Healthy Michigan is designed to provide health care services to those who traditionally have trouble accessing them due to affordability issues. This bill was crafted to ensure the program is serving those most in need, by exempting certain populations and requiring those who are fully capable of working to be actively seeking work or participating in other activities such as job training or community service.
Populations exempted from all work requirements under this bill are:
· Anyone age 63 or older;
· Disabled persons;
· Pregnant women;
· Full-time students;
· A parent of a dependent child younger than age 6;
· A recipient of unemployment benefits;
· Someone under age 21 who had previously been in foster care.
How did you settle on the work requirements in the bill? They have been portrayed by some as ill-conceived.
The work requirements in the bill closely mirror those that have been in place for cash and food assistance beneficiaries for over two decades, and will only apply to non-exempt, able-bodied individuals who are participating in the Healthy Michigan Plan, rather than all Medicaid recipients.
Seeking work is a standardized definition, which under this bill qualifies as 80 hours per month of the following:
· Currently enrolled at a postsecondary institution or preparing for high school equivalency testing;
· Job training programs;
· Volunteer work/community service;
· An internship;
· Active participation in substance abuse treatment.

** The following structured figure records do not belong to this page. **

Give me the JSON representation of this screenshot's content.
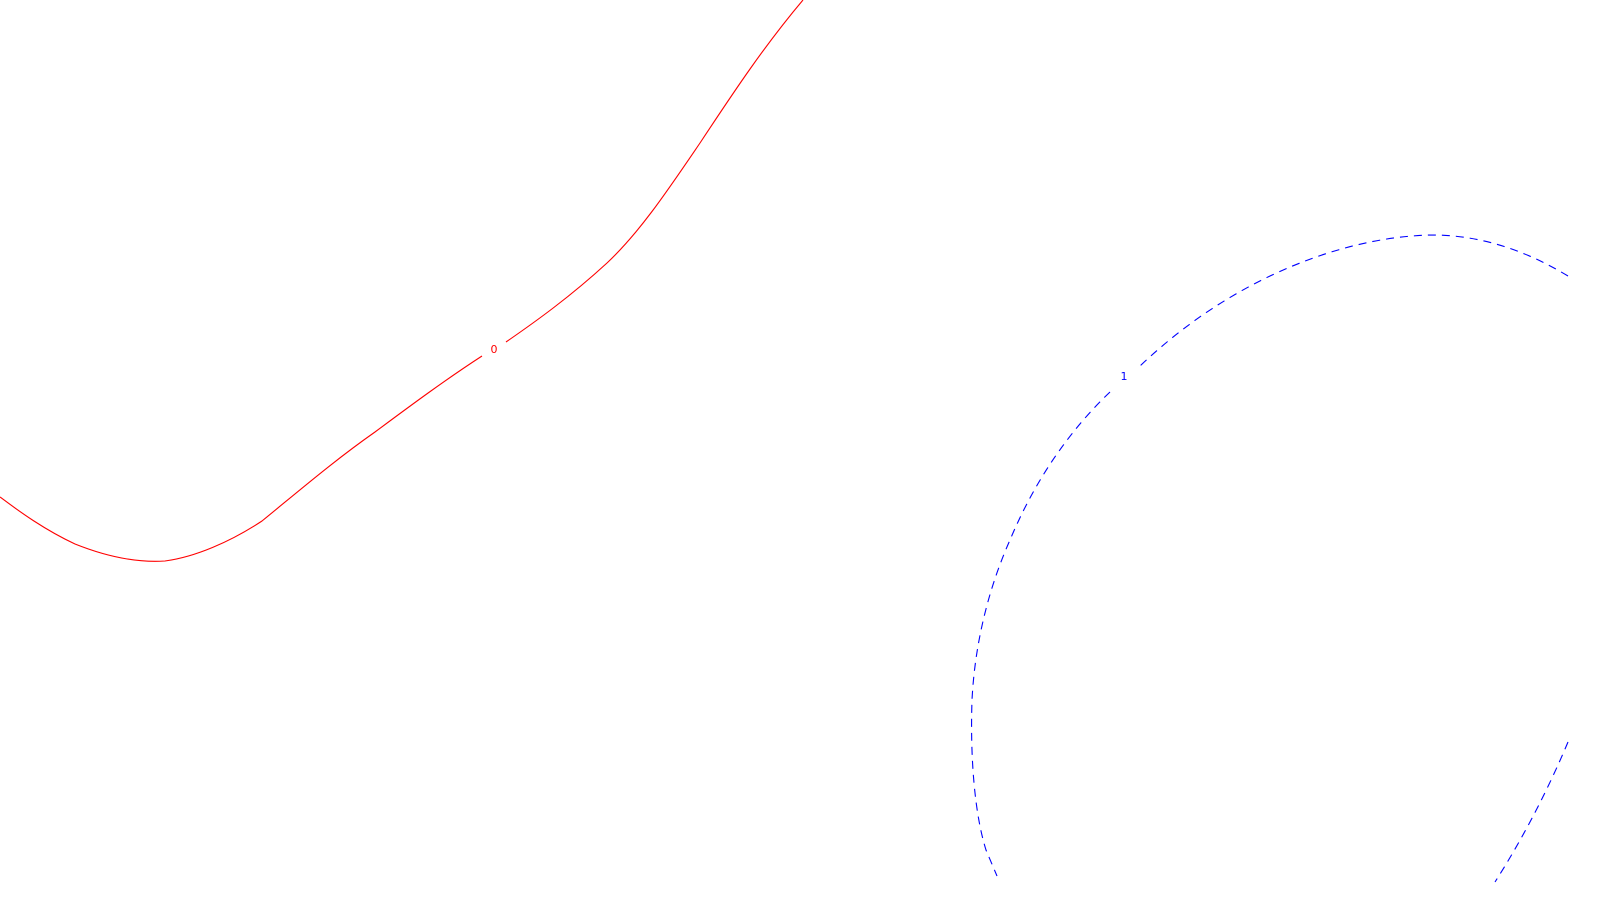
{
  "chart_data": {
    "type": "contour",
    "title": "",
    "xlabel": "",
    "ylabel": "",
    "grid": false,
    "legend": "none",
    "contours": [
      {
        "level": "0",
        "label": "0",
        "color": "#ff0000",
        "line_style": "solid"
      },
      {
        "level": "1",
        "label": "1",
        "color": "#0000ff",
        "line_style": "dashed"
      }
    ]
  }
}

This is significantly modified from the original bill draft, which would have required 30 hours per week of work (120 hours per month).

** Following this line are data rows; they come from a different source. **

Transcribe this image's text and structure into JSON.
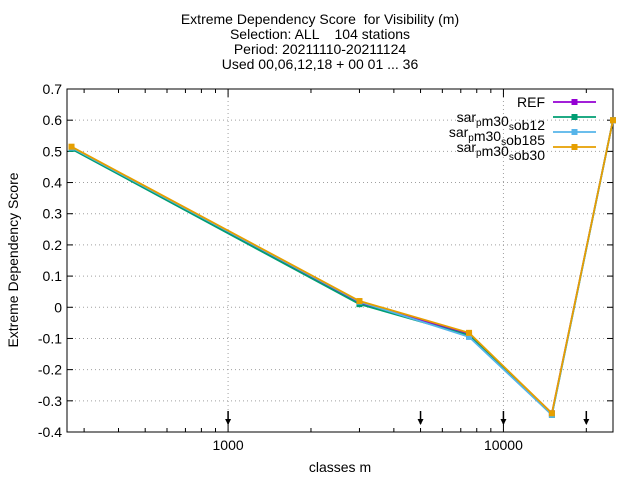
{
  "chart_data": {
    "type": "line",
    "title": "Extreme Dependency Score  for Visibility (m)",
    "subtitles": [
      "Selection: ALL    104 stations",
      "Period: 20211110-20211124",
      "Used 00,06,12,18 + 00 01 ... 36"
    ],
    "xlabel": "classes m",
    "ylabel": "Extreme Dependency Score",
    "x_scale": "log",
    "xlim": [
      260,
      25000
    ],
    "ylim": [
      -0.4,
      0.7
    ],
    "x_ticks": [
      1000,
      10000
    ],
    "x_tick_labels": [
      "1000",
      "10000"
    ],
    "y_ticks": [
      -0.4,
      -0.3,
      -0.2,
      -0.1,
      0,
      0.1,
      0.2,
      0.3,
      0.4,
      0.5,
      0.6,
      0.7
    ],
    "y_tick_labels": [
      "-0.4",
      "-0.3",
      "-0.2",
      "-0.1",
      "0",
      "0.1",
      "0.2",
      "0.3",
      "0.4",
      "0.5",
      "0.6",
      "0.7"
    ],
    "grid": true,
    "legend_position": "top-right",
    "marker_arrows_x": [
      1000,
      5000,
      10000,
      20000
    ],
    "x": [
      270,
      3000,
      7500,
      15000,
      25000
    ],
    "series": [
      {
        "name": "REF",
        "color": "#9400d3",
        "values": [
          0.51,
          0.015,
          -0.085,
          -0.34,
          0.6
        ]
      },
      {
        "name": "sar_pm30_sob12",
        "legend_base": "sar",
        "legend_sub1": "p",
        "legend_mid": "m30",
        "legend_sub2": "s",
        "legend_tail": "ob12",
        "color": "#009e73",
        "values": [
          0.508,
          0.01,
          -0.09,
          -0.345,
          0.6
        ]
      },
      {
        "name": "sar_pm30_sob185",
        "legend_base": "sar",
        "legend_sub1": "p",
        "legend_mid": "m30",
        "legend_sub2": "s",
        "legend_tail": "ob185",
        "color": "#56b4e9",
        "values": [
          0.512,
          0.018,
          -0.095,
          -0.345,
          0.6
        ]
      },
      {
        "name": "sar_pm30_sob30",
        "legend_base": "sar",
        "legend_sub1": "p",
        "legend_mid": "m30",
        "legend_sub2": "s",
        "legend_tail": "ob30",
        "color": "#e69f00",
        "values": [
          0.515,
          0.02,
          -0.082,
          -0.34,
          0.6
        ]
      }
    ]
  }
}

Is it true that signing this bill will result in 700,000 people losing their health care?
That is not accurate. This bill is not expected to affect the majority of Healthy Michigan enrollees. The Kaiser Family Foundation estimates that of the states implementing work requirements for Medicaid, just 6 percent of total enrollees are not already working and are unlikely to quality for an exemption.

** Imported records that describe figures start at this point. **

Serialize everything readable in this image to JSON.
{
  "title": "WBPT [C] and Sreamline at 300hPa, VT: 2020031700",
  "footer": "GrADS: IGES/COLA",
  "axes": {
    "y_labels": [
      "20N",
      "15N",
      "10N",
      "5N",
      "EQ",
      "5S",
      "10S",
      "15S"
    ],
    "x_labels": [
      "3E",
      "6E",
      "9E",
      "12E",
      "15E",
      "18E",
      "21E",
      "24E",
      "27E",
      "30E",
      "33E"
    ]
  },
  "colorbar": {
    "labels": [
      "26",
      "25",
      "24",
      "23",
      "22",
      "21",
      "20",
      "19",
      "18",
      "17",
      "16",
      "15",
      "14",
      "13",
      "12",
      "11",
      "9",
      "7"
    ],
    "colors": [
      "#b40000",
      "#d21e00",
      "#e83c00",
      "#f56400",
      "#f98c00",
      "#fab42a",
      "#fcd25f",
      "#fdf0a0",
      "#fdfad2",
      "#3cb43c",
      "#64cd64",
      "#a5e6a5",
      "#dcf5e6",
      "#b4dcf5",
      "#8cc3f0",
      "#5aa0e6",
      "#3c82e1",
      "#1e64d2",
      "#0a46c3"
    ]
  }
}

The current enrollment in Healthy Michigan is around 670,000 people. Of that population, many of those enrolled will meet one or more of the following exemptions outlined in the legislation:
· Caring for a young child or a disabled dependent
· Full-time student
· Pregnant woman
· Cash and food assistance beneficiaries already subject to work requirements
· Working or looking for work on a part-time basis
Additionally, the 3-month per year non-compliance cushion and ability for beneficiaries to get back on the program within a month, one of the more generous compliance mechanisms in the nation, helps to ensure that coverage is maintained if life circumstances occur that are not covered by the list of exemptions.
In some states with work requirements for Medicaid, they have actually seen their costs go up. If the whole point is to save money, this bill doesn’t make any sense.
The state was required to re-apply for a Healthy Michigan waiver this year. While going through that process, the state is opting to add requirements for coverage that are more in line with the conditions for food and cash assistance. Lowered costs for taxpayers may be realized over time, but the ultimate aim of the bill was to ensure the standards of our program mirror those of similar programs and other states and make our waiver likely to be approved by the federal government so that the Healthy Michigan program can continue well into the future.